20 July 2015 – It took less than two hours to break the humanitarian ceasefire announced by the United Nations in Yemen. It was a second attempt to break the fighting in order to spend six days delivering aid to those who desperately need it before the end of Ramadan on 17 July.
While the city of Aden has been retaken by pro-government forces, with international coalition support, the issue of humanitarian access remains. As does the future of peace negotiations, which have stalled since the Geneva talks collapsed in June.
Spiral of violence
With no immediate prospect of peace, Yemen continues to be drawn into a spiral of violence. Civilians are the main victims, caught between the fighting, air raids and chronic food and fuel shortages. Air, naval and land blockades hinder the country’s access of essential supplies and exacerbate an already critical situation.
“The second truce was violated after a few hours by all parties to the conflict and in several regions of the country,” said Arnaud Phipps, director of Action Against Hunger’s Yemen operations.
With UN Security Council pleas to respect the humanitarian pause unheeded, aid workers cannot get emergency assistance to women and children in need.
Emergency access to populations
“The humanitarian situation is deteriorating daily and aid organisations don’t have access to areas where the needs are greatest,” said Phipps. In Aden, insecurity means the city’s roads and those leading to neighbouring governorates are blocked.
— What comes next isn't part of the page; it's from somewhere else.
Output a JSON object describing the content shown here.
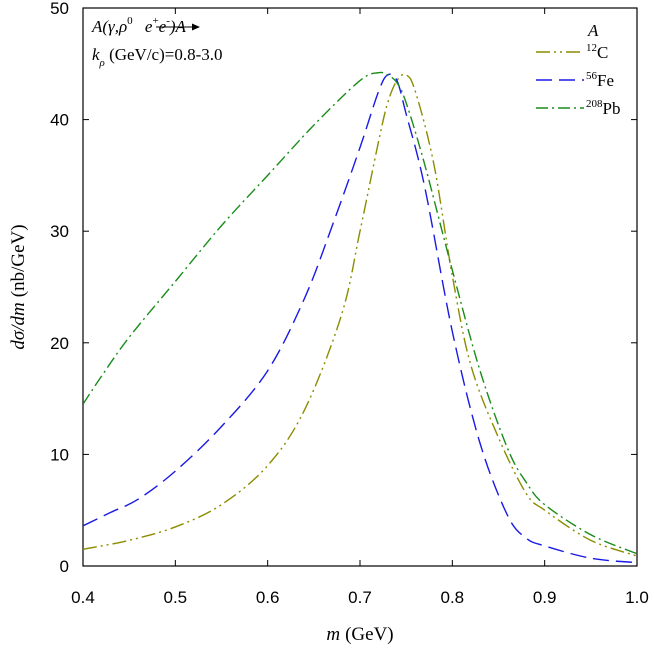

Action Against Hunger teams recently tried to move some nutritional stock from Aden to Lahj, where treatment for children suffering with acute malnutrition has been interrupted for a month because we simply couldn’t access supplies. But the request to get stock there was refused by fighters: a decision that could have fatal consequences for 70 children with severe acute malnutrition status who were in our care.
Intimidation and flouting of humanitarian law and human rights
It’s not only extremely limited access to those in need that is restricting aid agencies’ work. A blatant disregard by all parties to the conflict to international humanitarian law and human rights is also putting lives in danger.
On 13 July, armed fighters entered an Action Against Hunger centre in the southern governorate of Hodeida. Gunmen checked the food, medicine and humanitarian supplies distributed by the teams. Such behaviour presents a direct threat to the security of humanitarian workers and the beneficiaries present when these things happen.
No more coalition arms sales
On 9 July the European Parliament passed the 2015/2760 resolution condemning the violence, bombings and blockade that resulted in thousands of deaths and the displacement of more than 1.2 million people within Yemen.
It called on all parties to the conflict there to respect international humanitarian law and human rights, protect civilians and avoid targeting civilian infrastructure, particularly medical facilities and water systems.
This European Parliament resolution, along with the position of the European Union on the control of exports of military technology and equipment, suggest no such arms sales should be made to countries violating human rights and international humanitarian law.
What we’re calling for
Action Against Hunger reiterates its call on all parties to the conflict to facilitate humanitarian access to vulnerable populations that require emergency assistance, and to respect international humanitarian law and human rights.
Humanitarian access must be provided throughout the country, and particularly in the city of Aden, where the situation is particularly tragic given the scale and violence of the fighting that has occurred in recent weeks. We have humanitarian stock positioned there and need to distribute the food and hygiene products extremely quickly to those in need.